Now it's the painstaking task of translating this 2D sketch into a 3D model that's simple enough I can work from.  The cutaway drawing isn't detailed enough for the valving, so I'll just have to come up with something on my own.

...Ved. 

View attachment Bitmap Tracing-Model with bitmap.pdf


View attachment Bitmap Tracing-Model without bitmap.pdf


----------



## Charles Lamont (May 28, 2016)

See this:

http://www.davidhulse.co.uk


----------



## deverett (May 29, 2016)

Possibly a bit late as you have started drawing, but how about a Cornish Winding Engine?  The Cornish mines were one of the earliest users of steam (after all, it was a Cornishman who invented the steam engine).

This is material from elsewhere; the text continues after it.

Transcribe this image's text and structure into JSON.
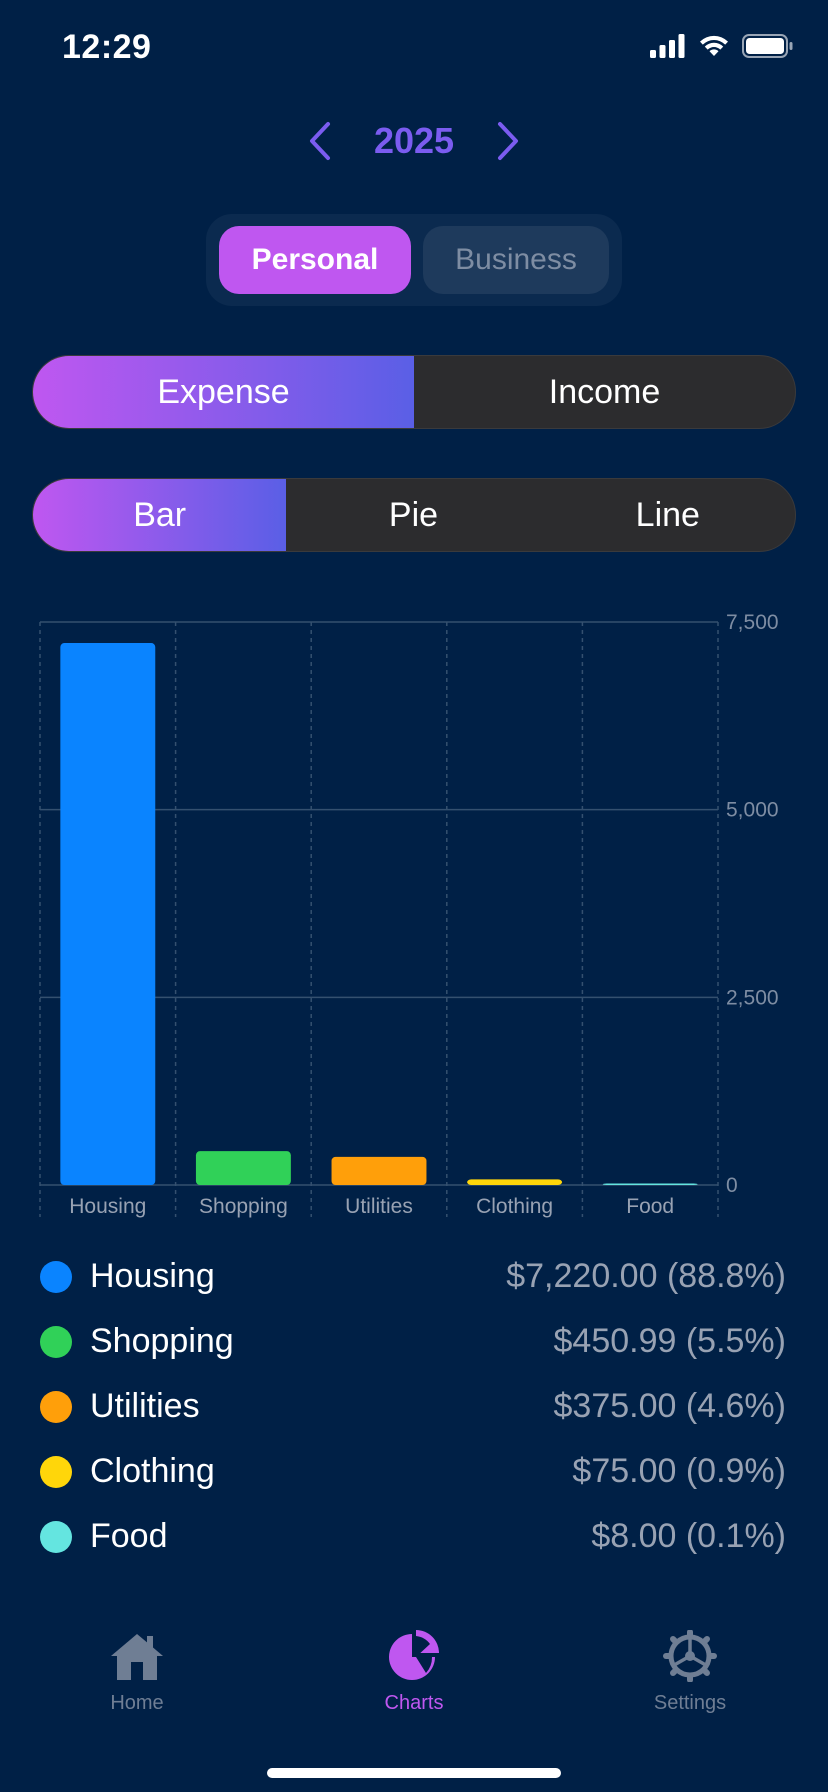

Have a look at https://www.camdenmin.co.uk/products/drawings-of-the-levant-whim

Dave
The Emerald Isle


----------



## MichaelWilliams (May 30, 2016)

(1) A construction series with excellent drawings for a working model Newcomen engine was published about 30 years ago in one of the model engineering magazines .     Probably Engineering in Miniature .

(2) Boulton & Watt

(3) More

(4) Crofton Engines


----------



## MichaelWilliams (May 30, 2016)

I don't have many EIM for that period but on a quick search I came across a construction series for a James Watt Lap Engine . My one copy is for Dec1986 and it's part ix so must be articles before and after that date .


----------



## vederstein (May 31, 2016)

Thank you for your insight and help folks.


----------



## Jasonb (May 31, 2016)

There are a couple of kits available for condensing engines which may give you some ideas

http://www.sussexsteam.co.uk/Newcomen.html

http://www.forest-classics.co.uk/atmospheric_engine.htm


----------



## vederstein (Jun 5, 2016)

Continuing on with the design.  I have some major components placed.

I still need to:

refine the steam valve
attach the chains
design the pump side
design the condenser
design with condensate pump
I sure a lot of other stuff too.
But hey, it's a start.... 

View attachment Assy - Watt Pumping Engine.pdf


----------



## vederstein (Jul 10, 2016)

It's been some time and work is progressing slowly.  The summer can be quite busy for me.

So I've managed to do a bit more work on this engine design, fleshing out the valve linkage and condenser.

...Ved.


----------